QUELLO CHE POSSIAMO SAPERE
Nel Futuro si specchia
l'inganno umano
Una recensione di
ANDREA ALOI
“Là dove c'era l'erba ora c’è una città”, cantava Celentano nel “Ragazzo della via Gluck”, anno 1966. Secolo ventiduesimo, anno 2119, là dove imperava il verde smeraldino del Gloucestershire ora c’è un isolotto con nascosta una pergamena inestimabile e tutto attorno acqua. Dopo l’Inondazione del 2042, catastrofico seguito del Grande Disastro, una barbara guerra mondiale che ha più che dimezzato i terrestri da 9 a 4 miliardi, l’Inghilterra e l’Europa sono un arcipelago e i trasporti di persone e cose sono ardui, senza contare gli attacchi dei pirati su canoe elettriche.

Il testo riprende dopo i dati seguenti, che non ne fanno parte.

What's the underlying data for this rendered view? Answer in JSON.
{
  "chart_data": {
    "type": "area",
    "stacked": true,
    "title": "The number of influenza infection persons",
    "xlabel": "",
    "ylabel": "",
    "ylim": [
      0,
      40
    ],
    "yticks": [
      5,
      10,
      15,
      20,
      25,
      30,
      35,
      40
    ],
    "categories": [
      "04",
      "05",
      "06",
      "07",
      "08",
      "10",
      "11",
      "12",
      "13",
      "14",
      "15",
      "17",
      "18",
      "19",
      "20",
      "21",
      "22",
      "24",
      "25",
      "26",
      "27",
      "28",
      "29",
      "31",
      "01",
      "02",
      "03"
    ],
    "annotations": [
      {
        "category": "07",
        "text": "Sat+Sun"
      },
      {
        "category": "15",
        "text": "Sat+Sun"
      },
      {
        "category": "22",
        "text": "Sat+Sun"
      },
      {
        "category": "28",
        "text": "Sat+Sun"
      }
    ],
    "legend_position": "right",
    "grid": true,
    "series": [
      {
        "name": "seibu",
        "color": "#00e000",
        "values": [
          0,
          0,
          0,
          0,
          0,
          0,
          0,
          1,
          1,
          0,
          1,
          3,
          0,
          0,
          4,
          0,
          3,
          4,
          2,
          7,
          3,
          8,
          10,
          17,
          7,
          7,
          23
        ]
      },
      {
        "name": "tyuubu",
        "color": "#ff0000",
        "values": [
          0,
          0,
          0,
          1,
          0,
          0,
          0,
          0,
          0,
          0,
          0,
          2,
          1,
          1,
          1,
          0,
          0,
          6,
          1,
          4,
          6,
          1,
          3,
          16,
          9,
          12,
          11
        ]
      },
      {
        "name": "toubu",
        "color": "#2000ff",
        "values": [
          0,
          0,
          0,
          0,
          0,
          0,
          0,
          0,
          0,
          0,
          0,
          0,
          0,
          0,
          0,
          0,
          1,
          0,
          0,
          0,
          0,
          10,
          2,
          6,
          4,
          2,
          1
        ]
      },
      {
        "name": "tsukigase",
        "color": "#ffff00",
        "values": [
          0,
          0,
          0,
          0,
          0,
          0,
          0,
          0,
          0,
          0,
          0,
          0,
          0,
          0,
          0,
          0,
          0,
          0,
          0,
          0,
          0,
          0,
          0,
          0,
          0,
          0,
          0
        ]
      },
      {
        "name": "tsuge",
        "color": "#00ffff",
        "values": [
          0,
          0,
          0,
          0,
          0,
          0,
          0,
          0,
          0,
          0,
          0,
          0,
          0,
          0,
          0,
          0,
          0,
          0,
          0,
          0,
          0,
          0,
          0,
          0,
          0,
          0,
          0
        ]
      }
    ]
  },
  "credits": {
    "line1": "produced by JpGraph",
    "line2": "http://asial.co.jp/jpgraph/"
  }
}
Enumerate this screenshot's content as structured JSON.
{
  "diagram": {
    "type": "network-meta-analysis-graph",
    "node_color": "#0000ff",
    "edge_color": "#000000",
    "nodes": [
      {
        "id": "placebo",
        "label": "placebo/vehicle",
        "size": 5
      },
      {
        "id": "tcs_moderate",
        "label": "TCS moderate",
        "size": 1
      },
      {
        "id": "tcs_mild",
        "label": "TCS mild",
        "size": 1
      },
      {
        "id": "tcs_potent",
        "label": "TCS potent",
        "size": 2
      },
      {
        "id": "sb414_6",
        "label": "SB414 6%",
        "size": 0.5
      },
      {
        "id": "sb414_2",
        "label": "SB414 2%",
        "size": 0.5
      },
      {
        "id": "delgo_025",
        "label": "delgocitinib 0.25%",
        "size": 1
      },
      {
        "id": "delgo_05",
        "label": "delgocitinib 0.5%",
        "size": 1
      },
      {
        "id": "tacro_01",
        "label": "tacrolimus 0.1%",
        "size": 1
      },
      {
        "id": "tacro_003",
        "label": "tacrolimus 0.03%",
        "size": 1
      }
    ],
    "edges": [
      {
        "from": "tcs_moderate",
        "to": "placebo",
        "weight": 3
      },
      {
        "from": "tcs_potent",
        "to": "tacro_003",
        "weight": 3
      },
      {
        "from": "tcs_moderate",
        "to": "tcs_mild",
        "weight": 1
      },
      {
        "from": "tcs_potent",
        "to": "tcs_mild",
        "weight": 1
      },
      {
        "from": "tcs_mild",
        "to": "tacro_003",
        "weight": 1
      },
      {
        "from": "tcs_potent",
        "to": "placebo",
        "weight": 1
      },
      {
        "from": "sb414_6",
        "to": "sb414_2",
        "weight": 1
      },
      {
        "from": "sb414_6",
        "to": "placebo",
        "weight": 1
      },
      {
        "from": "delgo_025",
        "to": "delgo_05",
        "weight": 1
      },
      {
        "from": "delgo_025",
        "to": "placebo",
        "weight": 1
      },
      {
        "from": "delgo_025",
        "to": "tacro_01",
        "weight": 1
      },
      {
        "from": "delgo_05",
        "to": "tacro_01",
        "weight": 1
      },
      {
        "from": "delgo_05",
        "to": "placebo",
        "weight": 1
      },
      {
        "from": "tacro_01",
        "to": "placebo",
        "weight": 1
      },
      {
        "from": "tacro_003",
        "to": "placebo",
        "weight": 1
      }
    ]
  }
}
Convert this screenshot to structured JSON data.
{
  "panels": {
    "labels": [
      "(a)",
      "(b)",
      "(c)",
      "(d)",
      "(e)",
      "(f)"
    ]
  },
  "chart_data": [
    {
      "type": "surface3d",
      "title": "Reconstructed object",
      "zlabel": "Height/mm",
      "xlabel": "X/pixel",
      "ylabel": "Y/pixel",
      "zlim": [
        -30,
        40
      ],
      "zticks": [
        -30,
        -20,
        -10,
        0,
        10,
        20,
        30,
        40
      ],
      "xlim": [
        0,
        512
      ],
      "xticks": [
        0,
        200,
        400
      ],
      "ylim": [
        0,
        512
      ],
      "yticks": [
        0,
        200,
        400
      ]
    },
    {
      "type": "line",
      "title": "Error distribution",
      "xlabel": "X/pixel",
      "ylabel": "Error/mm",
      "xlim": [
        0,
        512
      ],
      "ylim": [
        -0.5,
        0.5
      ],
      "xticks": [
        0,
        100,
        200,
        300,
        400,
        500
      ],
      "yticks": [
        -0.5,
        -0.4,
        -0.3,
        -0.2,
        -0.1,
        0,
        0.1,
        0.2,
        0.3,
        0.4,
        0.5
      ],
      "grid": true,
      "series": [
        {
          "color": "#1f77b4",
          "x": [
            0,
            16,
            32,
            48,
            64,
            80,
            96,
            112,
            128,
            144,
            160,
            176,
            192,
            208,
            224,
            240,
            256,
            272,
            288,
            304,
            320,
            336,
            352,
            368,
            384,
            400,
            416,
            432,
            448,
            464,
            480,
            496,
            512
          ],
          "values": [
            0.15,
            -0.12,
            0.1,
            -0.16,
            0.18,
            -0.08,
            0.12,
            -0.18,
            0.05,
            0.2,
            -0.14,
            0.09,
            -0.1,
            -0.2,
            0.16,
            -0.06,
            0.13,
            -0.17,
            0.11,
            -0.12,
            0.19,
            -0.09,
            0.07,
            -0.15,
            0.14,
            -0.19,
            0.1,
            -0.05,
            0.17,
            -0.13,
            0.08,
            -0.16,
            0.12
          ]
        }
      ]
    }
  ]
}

Glasgow, New York e Lagos non esistono più, milioni e milioni di esseri umani si sono spostati a nord, verso l’Europa, negli ex Stati Uniti continua un conflitto tra bande armate, la Germania è stata incorporata dalla Russia, la Nigeria possiede la rete informatica più funzionante. “Sul pianeta c’è posto per un’immensa quantità di rovina”, scrive Ian McEwan, una delle voci più potenti della letteratura anglosassone, in “Quello che possiamo sapere”, superba favola distopica venata di thriller e lucidamente straniante.
Il motore narrativo si accende in un futuro prossimo, il XXII secolo, per catalogare l’immensa vanitas e l’incoscienza dei nostri giorni, rappresentate nel libro - egregia la traduzione di Susanna Basso - da un esemplare prezioso della upper class letteraria britannica, il sommo tronfio adorato poeta Francis Blundy e dalla sua cerchia di amori, amici e nemici.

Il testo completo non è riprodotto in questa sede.